Benchmark Brent and US crude were both heading for a second straight week of losses. The uncertainty surrounding the health of the US president has added to a series of hassles, including a lackluster US unemployment report and increased supply from the world’s major oil producers.

“It’s been a tough week – and now the president’s diagnosis is sending the markets shivering,” said John Kilduff, partner at Again Capital in New York. “The COVID-19 pandemic has weighed more heavily on the oil market than any other asset class. This is the worst-case scenario for the oil market. “

Brent was down $ 1.12, or 2.7%, to $ 39.81 a barrel at 11:32 a.m. EDT (3:32 p.m. GMT), after hitting a session low of $ 38.79 the barrel.
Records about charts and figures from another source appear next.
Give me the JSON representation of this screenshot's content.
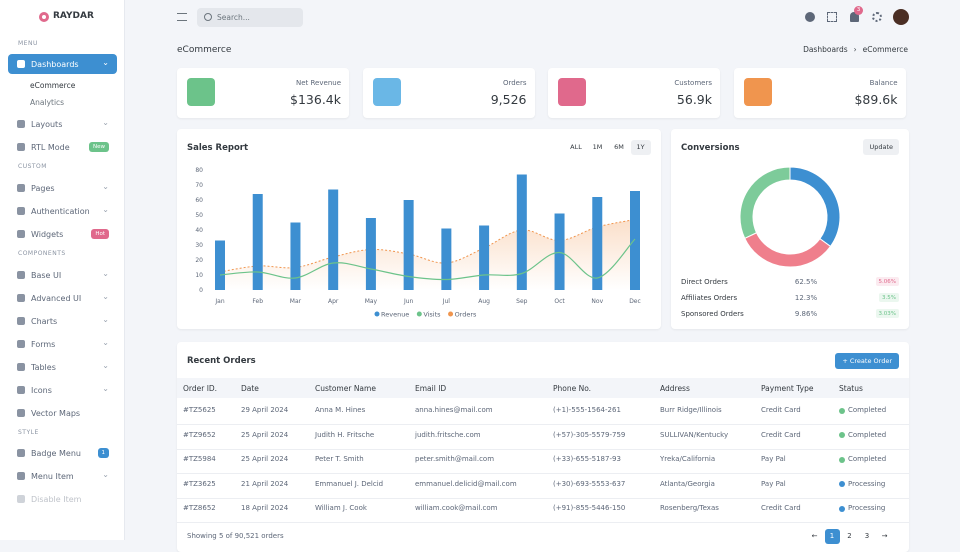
{
  "logo": "RAYDAR",
  "search_placeholder": "Search...",
  "notification_count": "3",
  "sidebar": [
    {
      "section": "MENU"
    },
    {
      "label": "Dashboards",
      "active": true,
      "expandable": true,
      "children": [
        "eCommerce",
        "Analytics"
      ]
    },
    {
      "label": "Layouts",
      "expandable": true
    },
    {
      "label": "RTL Mode",
      "badge": "New",
      "badge_color": "#6cc38a"
    },
    {
      "section": "CUSTOM"
    },
    {
      "label": "Pages",
      "expandable": true
    },
    {
      "label": "Authentication",
      "expandable": true
    },
    {
      "label": "Widgets",
      "badge": "Hot",
      "badge_color": "#e0698c"
    },
    {
      "section": "COMPONENTS"
    },
    {
      "label": "Base UI",
      "expandable": true
    },
    {
      "label": "Advanced UI",
      "expandable": true
    },
    {
      "label": "Charts",
      "expandable": true
    },
    {
      "label": "Forms",
      "expandable": true
    },
    {
      "label": "Tables",
      "expandable": true
    },
    {
      "label": "Icons",
      "expandable": true
    },
    {
      "label": "Vector Maps"
    },
    {
      "section": "STYLE"
    },
    {
      "label": "Badge Menu",
      "badge": "1",
      "badge_color": "#3d8fd1"
    },
    {
      "label": "Menu Item",
      "expandable": true
    },
    {
      "label": "Disable Item",
      "disabled": true
    }
  ],
  "page_title": "eCommerce",
  "breadcrumb": [
    "Dashboards",
    "eCommerce"
  ],
  "stats": [
    {
      "label": "Net Revenue",
      "value": "$136.4k",
      "color": "#6cc38a"
    },
    {
      "label": "Orders",
      "value": "9,526",
      "color": "#6ab7e6"
    },
    {
      "label": "Customers",
      "value": "56.9k",
      "color": "#e0698c"
    },
    {
      "label": "Balance",
      "value": "$89.6k",
      "color": "#f0954e"
    }
  ],
  "sales_report": {
    "title": "Sales Report",
    "ranges": [
      "ALL",
      "1M",
      "6M",
      "1Y"
    ],
    "active_range": 3
  },
  "conversions": {
    "title": "Conversions",
    "button": "Update",
    "rows": [
      {
        "name": "Direct Orders",
        "value": "62.5%",
        "change": "5.06%",
        "change_color": "#e0698c"
      },
      {
        "name": "Affiliates Orders",
        "value": "12.3%",
        "change": "3.5%",
        "change_color": "#6cc38a"
      },
      {
        "name": "Sponsored Orders",
        "value": "9.86%",
        "change": "3.03%",
        "change_color": "#6cc38a"
      }
    ]
  },
  "chart_data": [
    {
      "type": "bar_line",
      "categories": [
        "Jan",
        "Feb",
        "Mar",
        "Apr",
        "May",
        "Jun",
        "Jul",
        "Aug",
        "Sep",
        "Oct",
        "Nov",
        "Dec"
      ],
      "ylim": [
        0,
        80
      ],
      "yticks": [
        0,
        10,
        20,
        30,
        40,
        50,
        60,
        70,
        80
      ],
      "series": [
        {
          "name": "Revenue",
          "color": "#3d8fd1",
          "kind": "bar",
          "values": [
            33,
            64,
            45,
            67,
            48,
            60,
            41,
            43,
            77,
            51,
            62,
            66
          ]
        },
        {
          "name": "Visits",
          "color": "#6cc38a",
          "kind": "line",
          "values": [
            10,
            12,
            8,
            18,
            14,
            9,
            7,
            10,
            11,
            25,
            8,
            34
          ]
        },
        {
          "name": "Orders",
          "color": "#f0954e",
          "kind": "area",
          "values": [
            12,
            16,
            15,
            22,
            27,
            24,
            18,
            28,
            40,
            33,
            42,
            47
          ]
        }
      ]
    },
    {
      "type": "donut",
      "values": [
        35,
        33,
        32
      ],
      "colors": [
        "#3d8fd1",
        "#ef7f8c",
        "#7dcb9a"
      ]
    }
  ],
  "orders": {
    "title": "Recent Orders",
    "button": "+ Create Order",
    "columns": [
      "Order ID.",
      "Date",
      "Customer Name",
      "Email ID",
      "Phone No.",
      "Address",
      "Payment Type",
      "Status"
    ],
    "rows": [
      [
        "#TZ5625",
        "29 April 2024",
        "Anna M. Hines",
        "anna.hines@mail.com",
        "(+1)-555-1564-261",
        "Burr Ridge/Illinois",
        "Credit Card",
        "Completed"
      ],
      [
        "#TZ9652",
        "25 April 2024",
        "Judith H. Fritsche",
        "judith.fritsche.com",
        "(+57)-305-5579-759",
        "SULLIVAN/Kentucky",
        "Credit Card",
        "Completed"
      ],
      [
        "#TZ5984",
        "25 April 2024",
        "Peter T. Smith",
        "peter.smith@mail.com",
        "(+33)-655-5187-93",
        "Yreka/California",
        "Pay Pal",
        "Completed"
      ],
      [
        "#TZ3625",
        "21 April 2024",
        "Emmanuel J. Delcid",
        "emmanuel.delicid@mail.com",
        "(+30)-693-5553-637",
        "Atlanta/Georgia",
        "Pay Pal",
        "Processing"
      ],
      [
        "#TZ8652",
        "18 April 2024",
        "William J. Cook",
        "william.cook@mail.com",
        "(+91)-855-5446-150",
        "Rosenberg/Texas",
        "Credit Card",
        "Processing"
      ]
    ],
    "status_colors": [
      "#6cc38a",
      "#6cc38a",
      "#6cc38a",
      "#3d8fd1",
      "#3d8fd1"
    ],
    "footer": "Showing 5 of 90,521 orders",
    "pages": [
      "←",
      "1",
      "2",
      "3",
      "→"
    ],
    "active_page": 1
  }
}
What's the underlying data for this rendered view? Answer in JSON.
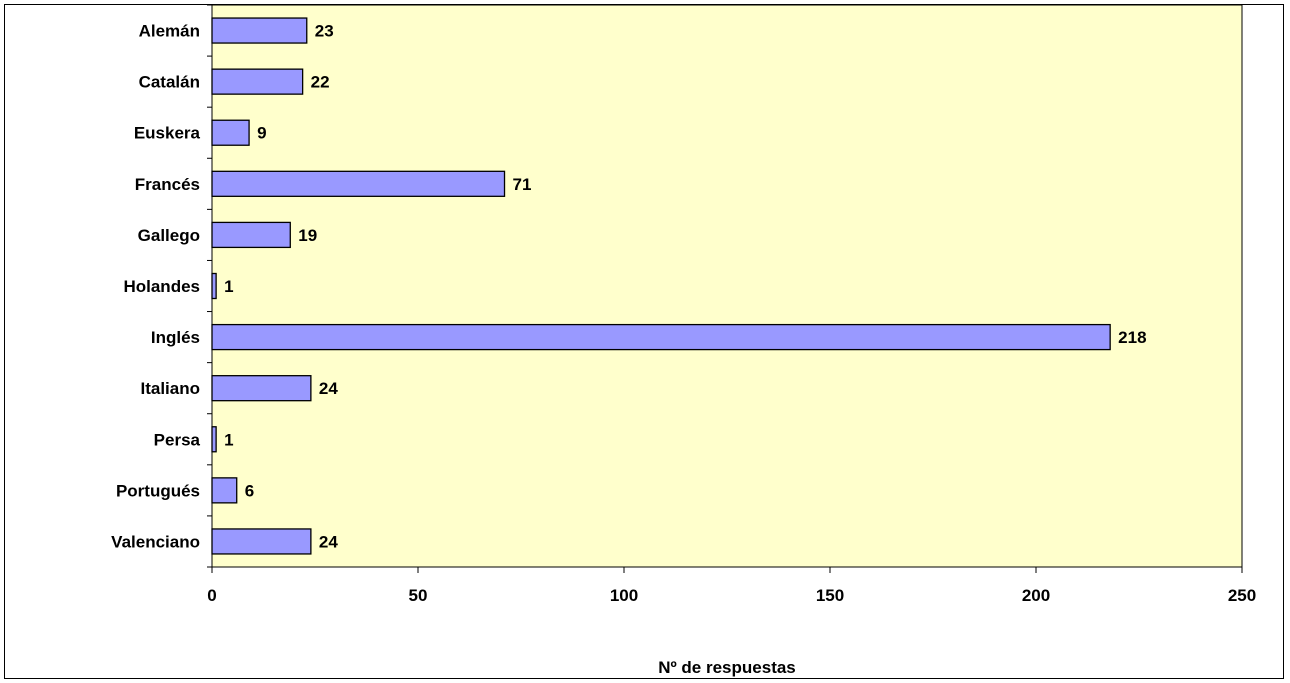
{
  "chart_data": {
    "type": "bar",
    "orientation": "horizontal",
    "categories": [
      "Alemán",
      "Catalán",
      "Euskera",
      "Francés",
      "Gallego",
      "Holandes",
      "Inglés",
      "Italiano",
      "Persa",
      "Portugués",
      "Valenciano"
    ],
    "values": [
      23,
      22,
      9,
      71,
      19,
      1,
      218,
      24,
      1,
      6,
      24
    ],
    "data_labels": [
      "23",
      "22",
      "9",
      "71",
      "19",
      "1",
      "218",
      "24",
      "1",
      "6",
      "24"
    ],
    "xlabel": "Nº de respuestas",
    "ylabel": "",
    "xlim": [
      0,
      250
    ],
    "xticks": [
      "0",
      "50",
      "100",
      "150",
      "200",
      "250"
    ],
    "grid": false,
    "colors": {
      "bar_fill": "#9999ff",
      "bar_stroke": "#000000",
      "plot_background": "#ffffcc",
      "axis": "#000000"
    }
  }
}
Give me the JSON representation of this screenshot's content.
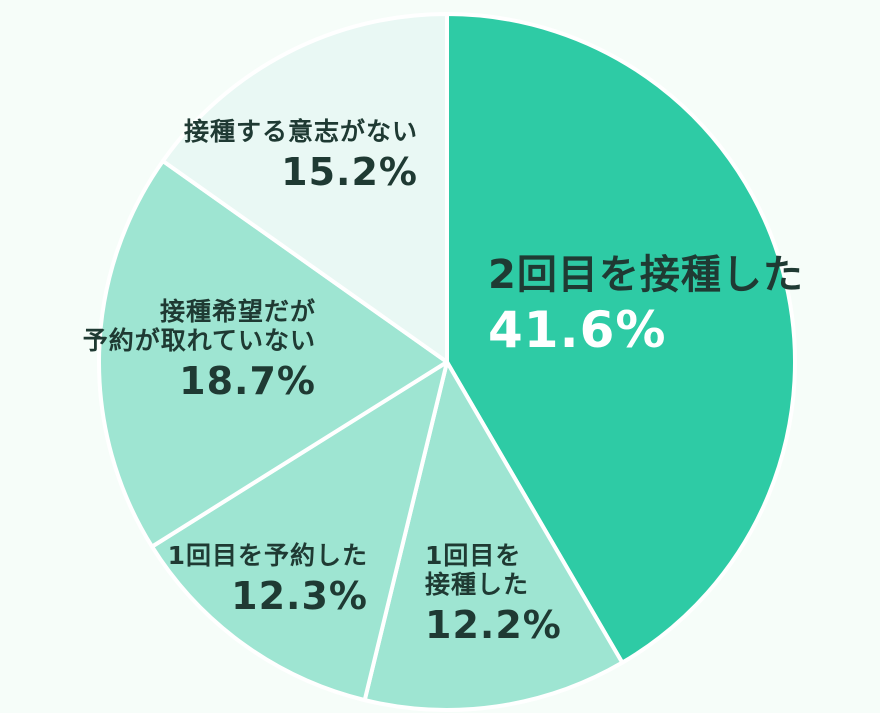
{
  "chart_data": {
    "type": "pie",
    "title": "",
    "start_angle_deg": 0,
    "direction": "clockwise",
    "slices": [
      {
        "label": "2回目を接種した",
        "value": 41.6,
        "value_label": "41.6%",
        "color": "#2ecba5"
      },
      {
        "label": "1回目を接種した",
        "value": 12.2,
        "value_label": "12.2%",
        "color": "#9ee5d2"
      },
      {
        "label": "1回目を予約した",
        "value": 12.3,
        "value_label": "12.3%",
        "color": "#9ee5d2"
      },
      {
        "label": "接種希望だが予約が取れていない",
        "value": 18.7,
        "value_label": "18.7%",
        "color": "#9ee5d2"
      },
      {
        "label": "接種する意志がない",
        "value": 15.2,
        "value_label": "15.2%",
        "color": "#e9f8f4"
      }
    ]
  },
  "labels": {
    "s0_name": "2回目を接種した",
    "s1_name_1": "1回目を",
    "s1_name_2": "接種した",
    "s2_name": "1回目を予約した",
    "s3_name_1": "接種希望だが",
    "s3_name_2": "予約が取れていない",
    "s4_name": "接種する意志がない"
  }
}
US oil fell $ 1.04, or 2.7%, to $ 37.67 a barrel.

US crude and Brent are heading for declines of around 6% and 5% respectively this week in a second straight week of declines.

The recovery in the US labor market slowed in September, as non-farm payrolls increased by 661,000 jobs last month after rising 1.49 million in August, the US Department of Labor said.

Trump’s announcement that he and First Lady Melania Trump had tested positive for COVID-19 sparked massive sell-offs in the US and European stock markets.

The Organization of the Petroleum Exporting Countries (OPEC) crude supplies in September increased by 160,000 barrels per day (bpd) from the previous month, according to a Reuters survey.

The increase was mainly the result of increased supplies to Libya and Iran – OPEC members who are exempt from a supply pact between OPEC and its Russian-led allies, a group known as OPEC +.

Libyan production rose to 270,000 bpd, faster than analysts expected following the easing of the blockade by the Libyan national army.

Risky markets were also down amid concerns over ongoing negotiations between Congress and the White House on an additional economic stimulus package to stimulate economic demand.

New cases of COVID-19 worldwide have risen to more than 34 million, nearly 2 million more than at the end of last week, according to Reuters figures.

This week marked the grim milestone of one million deaths and several countries are tightening restrictions and considering lockdowns as infections accelerate, raising concerns about the impact on fuel demand.